In the experiment, the proposed algorithm was compared with the other five algorithms. Experimental results on three real datasets illustrate the advantage of the proposed CE-RX method. While ensuring real-time performance, the CE-RX algorithm has high detection accuracy. We again set different numbers of cloud–edge interactions to verify the effectiveness of detection. We can see that the higher the number of edge interactions, the higher the accuracy of the CE-RX algorithm will be. If there is no cloud–edge interaction performed, the CE-RX has the same accuracy as the CLP algorithm.

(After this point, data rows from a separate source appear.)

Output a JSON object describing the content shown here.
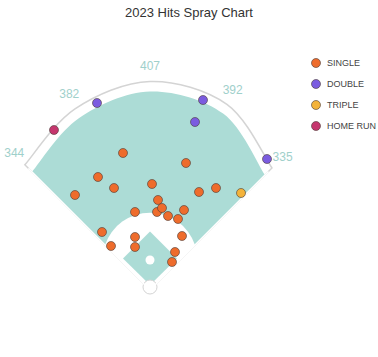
{
  "chart_data": {
    "type": "scatter",
    "title": "2023 Hits Spray Chart",
    "xlim": [
      -280,
      280
    ],
    "ylim": [
      -40,
      500
    ],
    "tick_labels": false,
    "legend": "upper right",
    "fence_distances": [
      344,
      382,
      407,
      392,
      335
    ],
    "series": [
      {
        "name": "SINGLE",
        "color": "#ee6c2c",
        "x": [
          -54,
          72,
          -104,
          -72,
          4,
          -150,
          16,
          98,
          132,
          -30,
          14,
          24,
          36,
          56,
          68,
          -96,
          -30,
          64,
          -78,
          -30,
          50,
          44
        ],
        "y": [
          274,
          254,
          226,
          204,
          212,
          190,
          180,
          196,
          204,
          156,
          156,
          164,
          148,
          142,
          160,
          116,
          106,
          108,
          88,
          86,
          76,
          56
        ]
      },
      {
        "name": "DOUBLE",
        "color": "#7b5ce0",
        "x": [
          -106,
          106,
          90,
          234
        ],
        "y": [
          374,
          380,
          336,
          262
        ]
      },
      {
        "name": "TRIPLE",
        "color": "#f4b33a",
        "x": [
          182
        ],
        "y": [
          194
        ]
      },
      {
        "name": "HOME RUN",
        "color": "#c5366e",
        "x": [
          -192
        ],
        "y": [
          320
        ]
      }
    ]
  }
}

When performing the cloud–edge interaction, the cloud only needs to send back the information about the anomalies detected in this round. This makes the latency of network transmission negligible. In addition, the update algorithm at the edge makes it so that the edge does not need to recalculate the correlation matrix of all background pixels after receiving the information of the anomalies. This makes the latency of data updating much lower. As can be seen from Table 8, the latency for the edge to update is only $6\%$ of $T_{total}$. Since the computation latency of the update algorithm is determined by the participating matrices $R_{anomalies}\left(m\right)$ and $R\left(m\right)$, the total computation latency does not change with the increase of captured data. This means that no matter how much data are captured at the edge, the update time is constant for each cloud–edge interaction. Therefore, this algorithm is scalable for larger data. The push-scan spectrometer can capture tens of thousands of pixels per second. One second to perform a cloud–edge interaction will only result in an additional 0.5 ms of edge update. This does not affect the overall real-time performance of the algorithm.

7. Conclusions

In this paper, we propose a hyperspectral anomaly detection algorithm based on the cloud–edge collaboration called CE-RX. While pixels are captured at the edge, this algorithm performs real-time anomaly detection on them to obtain a fast result. Then, the suspicious anomalies are uploaded to the cloud in the edge so that the cloud can use its vast computing resources to perform highly accurate algorithms on the uploaded data, find the real anomalies, and send them back to the edge for data updates, so as to improve the accuracy of the next round of real-time anomaly detection. This represents a completely innovative approach to anomaly detection in hyperspectral images. Our experimental results demonstrate that the newly proposed CE-RX algorithm exhibits higher accuracy compared with existing real-time detection algorithms while ensuring real-time performance.